Does church attendance reduce crime? A simple causal argument could be made that church attendance affects people's moral judgements and therefore their behaviour, reducing crime. However, attempting to establish whether this is the case is going to be difficult empirically, because it isn't easy to conduct an experiment and people aren't randomly allocated to attend church.
This 2020 paper by Jonathan Moreno-Medina (Duke University) takes a slightly different approach. Moreno-Medina relies on the quasi-experimental variation in church attendance that arises because of the weather. Specifically, people are less likely to attend church when it rains. By looking at the extent to which it rains during the specific time window associated with church services (which Moreno-Medina sets as 9am-1pm on Sundays) and how that affects church attendance, Moreno-Medina has an instrument that he can use to extract the causal impact of church attendance on crime. The rain data comes from hourly observations by NOAA, and the county-level crime data comes from the Uniform Crime Reports, and both datasets cover the period from 1980 to 2016.
In a standard instrumental variables analysis, all of the data belongs to the same dataset and both the first stage and second stage regression models can be run jointly. However, that isn't the case for this paper, which is based on the more-rarely-used two-sample two-stage least squares method. Essentially, Moreno-Medina first runs a regression that predicts church attendance at the county level, based on precipitation at the time of church (PTC) and other control variables. The church attendance data comes from the American Time Use Survey, and Google's Popular Times. He then estimates the reduced form regression model for crime, with PTC as an explanatory variable (and including other control variables). The combination of the reduced form model and the first stage can be used to extract the causal effect of church attendance on crime (which I won't go into detail on here, but it is explained in the paper, as well as in econometrics textbooks such as Angrist and Pischke's Mostly Harmless Econometrics, which I reviewed here). You might be concerned that PTC is correlated with precipitation at other times of the week. Moreno-Medina therefore controls for precipitation at other times as well.

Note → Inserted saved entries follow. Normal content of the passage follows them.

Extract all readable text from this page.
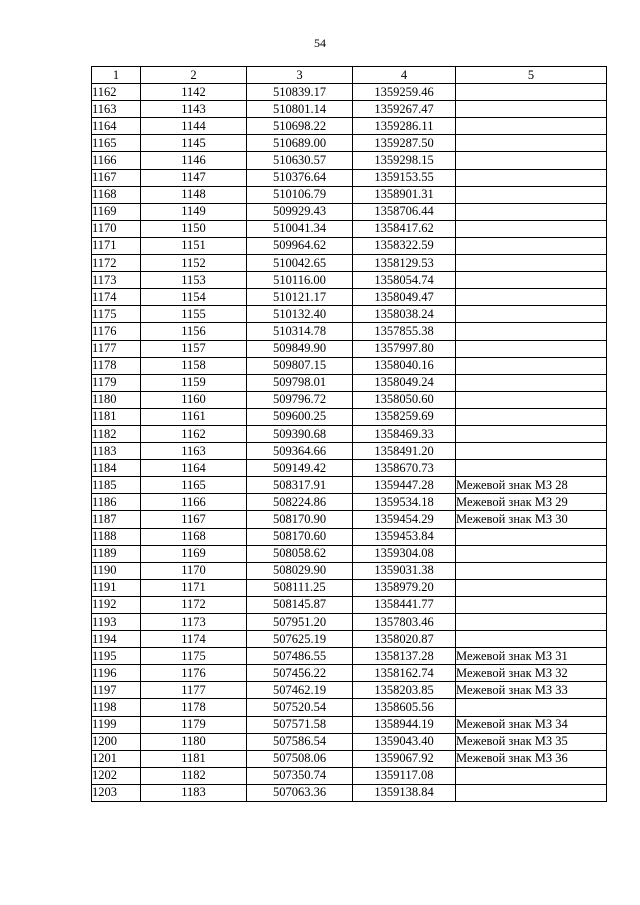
54
1	2	3	4	5
1162	1142	510839.17	1359259.46	
1163	1143	510801.14	1359267.47	
1164	1144	510698.22	1359286.11	
1165	1145	510689.00	1359287.50	
1166	1146	510630.57	1359298.15	
1167	1147	510376.64	1359153.55	
1168	1148	510106.79	1358901.31	
1169	1149	509929.43	1358706.44	
1170	1150	510041.34	1358417.62	
1171	1151	509964.62	1358322.59	
1172	1152	510042.65	1358129.53	
1173	1153	510116.00	1358054.74	
1174	1154	510121.17	1358049.47	
1175	1155	510132.40	1358038.24	
1176	1156	510314.78	1357855.38	
1177	1157	509849.90	1357997.80	
1178	1158	509807.15	1358040.16	
1179	1159	509798.01	1358049.24	
1180	1160	509796.72	1358050.60	
1181	1161	509600.25	1358259.69	
1182	1162	509390.68	1358469.33	
1183	1163	509364.66	1358491.20	
1184	1164	509149.42	1358670.73	
1185	1165	508317.91	1359447.28	Межевой знак МЗ 28
1186	1166	508224.86	1359534.18	Межевой знак МЗ 29
1187	1167	508170.90	1359454.29	Межевой знак МЗ 30
1188	1168	508170.60	1359453.84	
1189	1169	508058.62	1359304.08	
1190	1170	508029.90	1359031.38	
1191	1171	508111.25	1358979.20	
1192	1172	508145.87	1358441.77	
1193	1173	507951.20	1357803.46	
1194	1174	507625.19	1358020.87	
1195	1175	507486.55	1358137.28	Межевой знак МЗ 31
1196	1176	507456.22	1358162.74	Межевой знак МЗ 32
1197	1177	507462.19	1358203.85	Межевой знак МЗ 33
1198	1178	507520.54	1358605.56	
1199	1179	507571.58	1358944.19	Межевой знак МЗ 34
1200	1180	507586.54	1359043.40	Межевой знак МЗ 35
1201	1181	507508.06	1359067.92	Межевой знак МЗ 36
1202	1182	507350.74	1359117.08	
1203	1183	507063.36	1359138.84	
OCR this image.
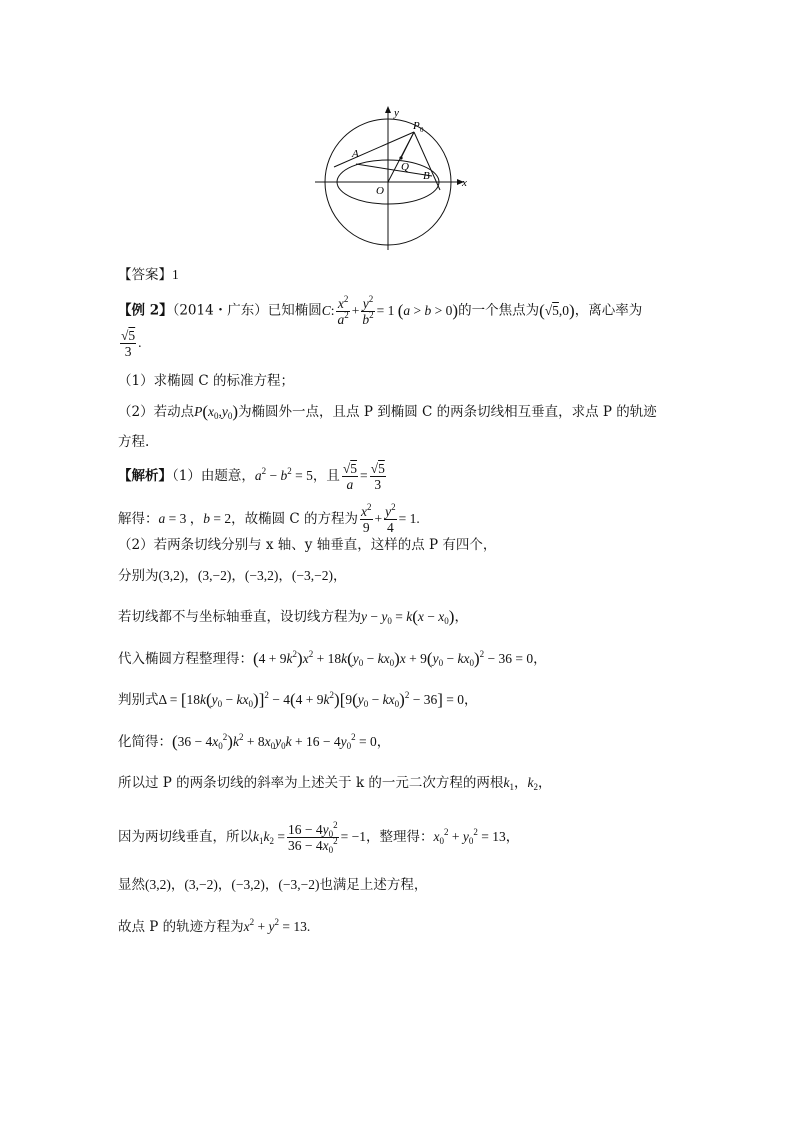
y
x
P 0
A
Q
O
B
【答案】1
【例 2】（2014・广东）已知椭圆C: $\frac{x^2}{a^2} + \frac{y^2}{b^2} = 1$ (a > b > 0)的一个焦点为(√5,0)，离心率为
$\frac{√5}{3}$ .
（1）求椭圆 C 的标准方程；
（2）若动点$P(x_0,y_0)$为椭圆外一点，且点 P 到椭圆 C 的两条切线相互垂直，求点 P 的轨迹
方程.
【解析】（1）由题意，$a^2 - b^2 = 5$，且 $\frac{√5}{a} = \frac{√5}{3}$
解得：a = 3 ，b = 2，故椭圆 C 的方程为 $\frac{x^2}{9} + \frac{y^2}{4} = 1$.
（2）若两条切线分别与 x 轴、y 轴垂直，这样的点 P 有四个，
分别为(3,2)，(3,−2)，(−3,2)，(−3,−2)，
若切线都不与坐标轴垂直，设切线方程为$y - y_0 = k(x - x_0)$，
代入椭圆方程整理得：$(4 + 9k^2)x^2 + 18k(y_0 - kx_0)x + 9(y_0 - kx_0)^2 - 36 = 0$，
判别式$\Delta = [18k(y_0 - kx_0)]^2 - 4(4 + 9k^2)[9(y_0 - kx_0)^2 - 36] = 0$，
化简得：$(36 - 4x_0^2)k^2 + 8x_0y_0k + 16 - 4y_0^2 = 0$，
所以过 P 的两条切线的斜率为上述关于 k 的一元二次方程的两根$k_1$，$k_2$，
因为两切线垂直，所以$k_1k_2 = \frac{16 - 4y_0^2}{36 - 4x_0^2} = -1$，整理得：$x_0^2 + y_0^2 = 13$，
显然(3,2)，(3,−2)，(−3,2)，(−3,−2)也满足上述方程，
故点 P 的轨迹方程为$x^2 + y^2 = 13$.
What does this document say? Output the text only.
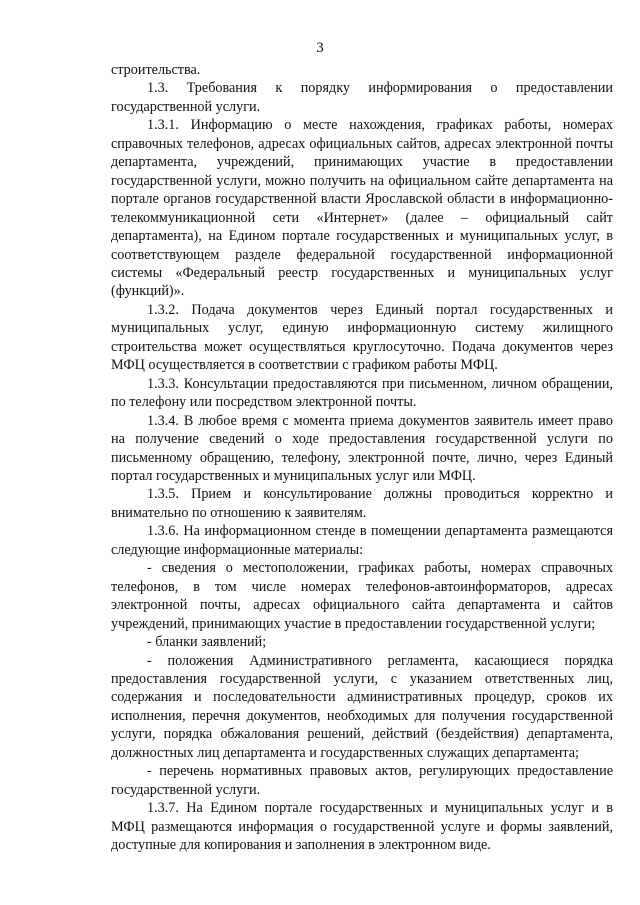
3

строительства.

1.3. Требования к порядку информирования о предоставлении государственной услуги.

1.3.1. Информацию о месте нахождения, графиках работы, номерах справочных телефонов, адресах официальных сайтов, адресах электронной почты департамента, учреждений, принимающих участие в предоставлении государственной услуги, можно получить на официальном сайте департамента на портале органов государственной власти Ярославской области в информационно-телекоммуникационной сети «Интернет» (далее – официальный сайт департамента), на Едином портале государственных и муниципальных услуг, в соответствующем разделе федеральной государственной информационной системы «Федеральный реестр государственных и муниципальных услуг (функций)».

1.3.2. Подача документов через Единый портал государственных и муниципальных услуг, единую информационную систему жилищного строительства может осуществляться круглосуточно. Подача документов через МФЦ осуществляется в соответствии с графиком работы МФЦ.

1.3.3. Консультации предоставляются при письменном, личном обращении, по телефону или посредством электронной почты.

1.3.4. В любое время с момента приема документов заявитель имеет право на получение сведений о ходе предоставления государственной услуги по письменному обращению, телефону, электронной почте, лично, через Единый портал государственных и муниципальных услуг или МФЦ.

1.3.5. Прием и консультирование должны проводиться корректно и внимательно по отношению к заявителям.

1.3.6. На информационном стенде в помещении департамента размещаются следующие информационные материалы:

- сведения о местоположении, графиках работы, номерах справочных телефонов, в том числе номерах телефонов-автоинформаторов, адресах электронной почты, адресах официального сайта департамента и сайтов учреждений, принимающих участие в предоставлении государственной услуги;

- бланки заявлений;

- положения Административного регламента, касающиеся порядка предоставления государственной услуги, с указанием ответственных лиц, содержания и последовательности административных процедур, сроков их исполнения, перечня документов, необходимых для получения государственной услуги, порядка обжалования решений, действий (бездействия) департамента, должностных лиц департамента и государственных служащих департамента;

- перечень нормативных правовых актов, регулирующих предоставление государственной услуги.

1.3.7. На Едином портале государственных и муниципальных услуг и в МФЦ размещаются информация о государственной услуге и формы заявлений, доступные для копирования и заполнения в электронном виде.
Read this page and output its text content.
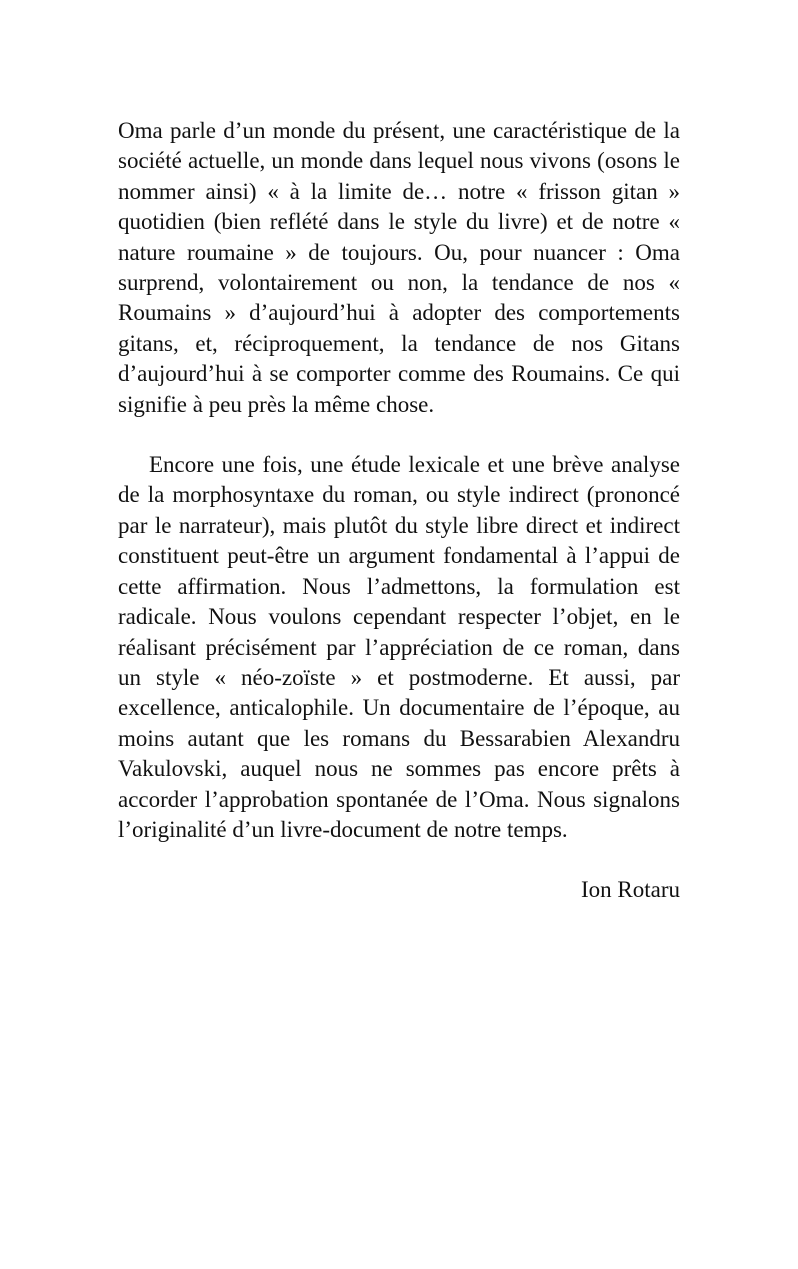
Oma parle d’un monde du présent, une caractéristique de la société actuelle, un monde dans lequel nous vivons (osons le nommer ainsi) « à la limite de… notre « frisson gitan » quotidien (bien reflété dans le style du livre) et de notre « nature roumaine » de toujours. Ou, pour nuancer : Oma surprend, volontairement ou non, la tendance de nos « Roumains » d’aujourd’hui à adopter des comportements gitans, et, réciproquement, la tendance de nos Gitans d’aujourd’hui à se comporter comme des Roumains. Ce qui signifie à peu près la même chose.

Encore une fois, une étude lexicale et une brève analyse de la morphosyntaxe du roman, ou style indirect (prononcé par le narrateur), mais plutôt du style libre direct et indirect constituent peut-être un argument fondamental à l’appui de cette affirmation. Nous l’admettons, la formulation est radicale. Nous voulons cependant respecter l’objet, en le réalisant précisément par l’appréciation de ce roman, dans un style « néo-zoïste » et postmoderne. Et aussi, par excellence, anticalophile. Un documentaire de l’époque, au moins autant que les romans du Bessarabien Alexandru Vakulovski, auquel nous ne sommes pas encore prêts à accorder l’approbation spontanée de l’Oma. Nous signalons l’originalité d’un livre-document de notre temps.

Ion Rotaru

In terms of the key results, he finds that:
...having one more Sunday with precipitation at the time of religious services increases substance-related and ‘white-collar’ yearly crimes by around 0.25%, but I find no effect on more serious offenses such as violent crimes (murder, rape, aggravated assault, and robbery) and property crimes. The implied effect of church attendance shows that an increase of 1% in the attendance rate would reduce drug-related crimes by 0.8%, alcohol-related crimes by 0.66% and white-collar crimes by 0.67%.
The headline results in terms of crime overall are mostly plausible. The effects on alcohol-related or drug-related crimes occur within a short time window, but the effects on white-collar crimes (fraud, forgery, etc.) occur with a lag. A lack of statistically significant effects on violent crimes is consistent with a mechanism where church affects crimes to a much weaker extent for violent crimes than for substance-related or white-collar crimes. Moreno-Medina isn't able to specifically identify the mechanisms by which church attendance reduces crime. However, interestingly:
I characterize the population of compliers (individuals who would not attend church because it precipitated at that time) along some observable characteristics. I find that compliers are much more likely to have at least some post-secondary education, and are more likely to be young adults and male. While precipitation decreases average attendance to church, I show that it also increases the probability of engaging in leisure activities at home, but has no effect on other potential confounding activities, such as going to restaurants, outdoors or to the mall.
Given that the results appear to be driven by young males, and 'engaging in leisure activities at home' appears to be what church attendance is substituted for, is this evidence that video game use reduces crime? I'll leave that thought for some further consideration in the future.